Just wondering if it is possible to de-compile the Stock Launcher from Android 2.2.1 and edit it to enable auto rotate on the Home Screen and/or App Draw?

So when I turn my phone on its side it switches to landscape mode.

I have decompiled the 2.2.1 Launcher2.apk and there is 2 folders, one called "layout-port" and another called "layout-land" so I assume this means the landscape layout is there but it just needs enabling.

Is this correct?

Any help with this would be amazing


----------



## Rob (Jun 7, 2011)

Take a look over at what BGill55 figured out.

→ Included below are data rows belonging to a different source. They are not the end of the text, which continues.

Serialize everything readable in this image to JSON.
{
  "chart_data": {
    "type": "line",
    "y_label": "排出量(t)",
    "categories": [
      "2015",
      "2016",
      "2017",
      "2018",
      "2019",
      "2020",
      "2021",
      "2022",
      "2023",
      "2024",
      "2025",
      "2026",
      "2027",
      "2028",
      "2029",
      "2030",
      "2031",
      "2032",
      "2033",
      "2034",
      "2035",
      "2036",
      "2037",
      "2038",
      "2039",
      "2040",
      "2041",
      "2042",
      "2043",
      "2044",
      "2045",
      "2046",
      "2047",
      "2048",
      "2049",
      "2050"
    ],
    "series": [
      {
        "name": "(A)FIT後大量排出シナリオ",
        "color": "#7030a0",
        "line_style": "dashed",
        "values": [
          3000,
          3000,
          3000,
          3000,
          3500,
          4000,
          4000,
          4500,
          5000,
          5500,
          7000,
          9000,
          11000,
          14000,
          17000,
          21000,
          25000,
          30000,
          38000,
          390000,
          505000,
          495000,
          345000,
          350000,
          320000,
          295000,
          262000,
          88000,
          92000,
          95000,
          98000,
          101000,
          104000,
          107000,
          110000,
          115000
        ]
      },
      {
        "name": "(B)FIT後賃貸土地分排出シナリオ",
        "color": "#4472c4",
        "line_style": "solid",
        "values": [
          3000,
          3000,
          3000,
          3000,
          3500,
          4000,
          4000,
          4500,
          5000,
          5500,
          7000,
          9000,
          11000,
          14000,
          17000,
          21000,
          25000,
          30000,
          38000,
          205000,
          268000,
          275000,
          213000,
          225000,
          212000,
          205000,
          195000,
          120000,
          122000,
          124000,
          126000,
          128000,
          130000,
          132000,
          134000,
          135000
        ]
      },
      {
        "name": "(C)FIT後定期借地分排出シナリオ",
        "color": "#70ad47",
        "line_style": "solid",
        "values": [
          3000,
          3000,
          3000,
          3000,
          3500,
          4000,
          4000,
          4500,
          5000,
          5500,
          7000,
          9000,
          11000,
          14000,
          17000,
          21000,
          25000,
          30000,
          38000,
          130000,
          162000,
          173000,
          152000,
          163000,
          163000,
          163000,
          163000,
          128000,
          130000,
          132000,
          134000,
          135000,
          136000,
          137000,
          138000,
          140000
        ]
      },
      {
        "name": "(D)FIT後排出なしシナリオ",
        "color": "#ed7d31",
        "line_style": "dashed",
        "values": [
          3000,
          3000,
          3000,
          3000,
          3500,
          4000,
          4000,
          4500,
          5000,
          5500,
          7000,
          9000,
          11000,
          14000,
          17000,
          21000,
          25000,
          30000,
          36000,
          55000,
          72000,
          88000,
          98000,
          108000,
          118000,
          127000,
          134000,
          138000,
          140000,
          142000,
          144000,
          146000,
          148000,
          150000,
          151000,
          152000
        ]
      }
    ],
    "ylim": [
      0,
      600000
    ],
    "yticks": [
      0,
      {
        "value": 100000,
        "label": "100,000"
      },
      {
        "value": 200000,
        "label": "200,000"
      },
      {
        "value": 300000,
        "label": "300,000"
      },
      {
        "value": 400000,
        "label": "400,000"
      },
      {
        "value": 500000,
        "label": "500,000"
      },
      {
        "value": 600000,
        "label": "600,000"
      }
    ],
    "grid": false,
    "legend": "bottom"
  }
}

http://forum.xda-developers.com/showthread.php?t=1022906


----------



## That Guy (Jun 19, 2011)

Rob said:


> Take a look over at what BGill55 figured out.
> 
> http://forum.xda-developers.com/showthread.php?t=1022906


Decompiled Launcher2.apk with Formatter and Searched inside every file with Seeker but no file contains "android:screenOrientation="


----------



## jdkoreclipse (Jun 16, 2011)

Yes, it is...just search for nosensor and change that flag to sensor in AndroidManifest.xml


----------